Наконец, лёгкая дрожь
Капитан вскоре вернулся к беседе. Овсяное печенье в каюте неумолимо заканчивалось. Разумеется, Егорову было предложено не только печенье с напитками: настоящий космический борщ, который готовят лишь на крупных судах с нормальным тепличным хозяйством, Леонид уже жадно выхлебал и теперь чаёвничал. Сначала были долгие разговоры о космических заводах, воспоминания – о школе и юности, о родной планете Рязань, о последней встрече выпускников гимназии, которая состоялась пятнадцать лет назад. Об эмиграции из Суздальской Империи в Уральский Союз Планет. Артемьев вскользь упомянул, что покинул родную державу из-за проблем с прошлым работодателем – почти как у Леонида.
Поговорили и о политике. Артемьев рассказал, что помимо привычных битв корпораций за лицензии на грузоперевозки в этих краях прибавились ещё и битвы вполне настоящие, с применением оружия. Не только контрабандисты, но и бандиты всех мастей. Нападения на станции, аварии, ещё и пропажи кораблей.

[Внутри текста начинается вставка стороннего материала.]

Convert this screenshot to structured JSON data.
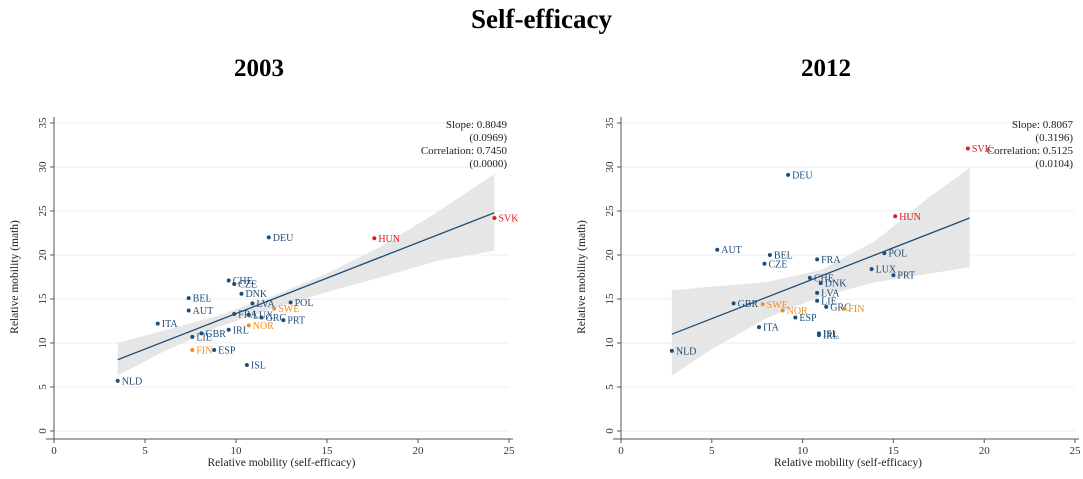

Рассказать в ответ про то, как за ним гнались, Егоров поостерёгся – мало ли, связанных с этим проблем Артемьев мог испугаться.
Пришла мысль, от которой по спине пробежал холодок – а что, если преследователь рядом? Где-нибудь на логистической станции?
Вскоре Егоров услышал от капитана вопрос, который был неприятен и, тем не менее, неизбежен.
– Расскажи-ка ты лучше, как у тебя сейчас дела, – предложил Артемьев. – Чем живёшь, где летаешь?
– Снял апартаменты в Перми. Я профессиональный поэт. Сейчас совершаю тур в сторону окраин.
Артемьев удивлённо приподнял густые брови:
– Хм! Как? Этим всё ещё можно зарабатывать?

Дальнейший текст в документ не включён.